Scarface
“Scarface” from 1983 is supposed to be a
remake of “Scarface: Shame of a Nation” from 1932. Frankly, I do not remember
much of the original movie, so I went back to read the review I wrote 11 years
ago. In the second paragraph I wrote that gangster movies all seem like copies of
each other and that I am not very sympathetic to them in the first place. That is
a position I still hold 11 years later. With back-to-back gangster movies, I am
get tired of them as a genre and this one is definitely inferior to “Once upon
a Time in America”.
The 1983 version of “Scarface” tells the
story of the rise and fall of Tony Montana (Al Pacino), a Cuban small time
crook evicted from Cuba to The States, where he soon makes contact with the
local criminal world and starts to make a name for himself.
His first job is to kill a fellow Cuban refugee.
Next, he and his Cuban friends has to buy some dope from another gangster. This
almost goes horribly wrong as the sellers turn on them and cut up Montana’s
friend with a chainsaw. The resulting bloodbath is spectacular.
Tony and his right-hand Manny (Steven Bauer)
now begin to work for a local drug lord, Frank Lopez (Robert Loggia), whom Tony
impresses, but then fall out with when he sets up a cocaine import deal with a Bolivian
drug lord, Sosa (Paul Shenar), way bigger than Frank can handle. Tony wants
everything Frank has, including his girlfriend, Elvira (Michelle Pfeiffer), and
when Frank tries to get rid of him, Tony kills Frank and takes over all that
was his.
We then jump 3 years ahead where Frank is a
big drug lord himself. At this stage everything implodes on Tony, mainly due to
his own poor choices and bad temper and the whole thing ends in a giant and
very bloody shoot-out.
Tony Montana is a thoroughly unsympathetic character.
At every turn he is brutal and egoistic and filled with a very macho anger and
pride that may give street credit, but very few points in my book. His rise is
sort of a “crime pays if you are brutal enough” fable. The American dream
achieved through violence. I ended up hating the guy with a vengeance and his
fall could not happen quick enough. There is supposed to be some sympathetic
traits, such as his refusal to kill children and him out-smarting his opponents,
but when you start at -100 points, these things all mean nothing. Maybe we are
supposed to be impressed by him, but I was merely disgusted.

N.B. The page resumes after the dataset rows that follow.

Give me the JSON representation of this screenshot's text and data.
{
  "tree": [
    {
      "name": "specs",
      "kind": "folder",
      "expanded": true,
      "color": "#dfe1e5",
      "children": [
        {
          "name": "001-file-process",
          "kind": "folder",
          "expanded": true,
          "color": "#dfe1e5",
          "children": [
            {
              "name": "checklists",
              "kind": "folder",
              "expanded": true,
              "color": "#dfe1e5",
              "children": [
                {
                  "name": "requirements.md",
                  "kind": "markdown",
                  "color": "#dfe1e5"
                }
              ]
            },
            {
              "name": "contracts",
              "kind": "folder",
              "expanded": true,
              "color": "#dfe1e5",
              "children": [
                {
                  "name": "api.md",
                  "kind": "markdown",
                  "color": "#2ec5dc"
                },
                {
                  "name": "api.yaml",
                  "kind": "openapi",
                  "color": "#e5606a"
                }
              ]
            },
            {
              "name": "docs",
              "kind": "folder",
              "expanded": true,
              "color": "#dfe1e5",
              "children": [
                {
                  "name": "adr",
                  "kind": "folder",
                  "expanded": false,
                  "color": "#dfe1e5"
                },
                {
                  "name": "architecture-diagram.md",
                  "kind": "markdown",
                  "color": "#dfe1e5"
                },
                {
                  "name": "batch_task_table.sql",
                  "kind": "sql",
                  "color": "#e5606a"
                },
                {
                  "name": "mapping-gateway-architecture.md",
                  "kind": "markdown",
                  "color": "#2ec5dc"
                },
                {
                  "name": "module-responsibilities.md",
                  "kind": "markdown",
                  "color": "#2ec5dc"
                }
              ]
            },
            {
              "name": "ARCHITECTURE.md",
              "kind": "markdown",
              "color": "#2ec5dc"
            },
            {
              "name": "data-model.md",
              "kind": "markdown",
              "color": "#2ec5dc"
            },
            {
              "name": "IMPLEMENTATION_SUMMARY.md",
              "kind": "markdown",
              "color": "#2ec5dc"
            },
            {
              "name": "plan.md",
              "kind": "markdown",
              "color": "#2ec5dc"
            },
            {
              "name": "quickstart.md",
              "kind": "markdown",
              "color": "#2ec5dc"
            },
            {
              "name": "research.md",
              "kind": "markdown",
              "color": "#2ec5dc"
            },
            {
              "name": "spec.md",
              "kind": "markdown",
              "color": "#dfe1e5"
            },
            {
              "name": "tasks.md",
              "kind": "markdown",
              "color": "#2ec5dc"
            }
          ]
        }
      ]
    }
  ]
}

The world in Scarface is a bleak place. It
is a place of cheap death, of dirty money and dirties cops. It is a rich people’s
world where wealth means you are above the law and normal human standards. It
is a world where machismo is cooler than anything. Tony Montana fits this world
perfectly, so maybe the point of the movie is that a world that allow these values
is a world that allow Tony Montana.
One thing I did not understand is how it
could take this long for Tony Montana to implode. His character is incredibly
destructive and often destroys the very things he is trying to do. He lashes
out without thinking, which is rather stupid, really. These are traits he
brings to the table from the beginning so to imagine he would make it to the
top and continue for three years before his deroute, is just too incredible. I
cannot follow the scriptwriters here. This would imply something happened at
this point, but nothing is happening that did not already happen in the
beginning.
“Scarface” is a famous movie. It is famous
(or infamous) for its extreme level of violence, something me may shrug at today,
but by 1983 standards, this is really out there. If is famous as the ultimate
gangster movie and it is references in popular culture like no other gangster movie.
This is supposed to be big stuff. I guess I am just not very sympathetic to
gangster movies in the first place.
I think it's really overrated. There was a time when a lot of "gangsta-wannabees" were obsessed with this film for all the wrong reasons.
ReplyDeleteHonestly, I like the Paul Muni version from the 1930s a lot more.
I agree on that. The 83 Scarface is impressive on the surface, but the more I think about it, the more it falls apart. It also leaves me feeling dirty. I do not recall any of that from the original.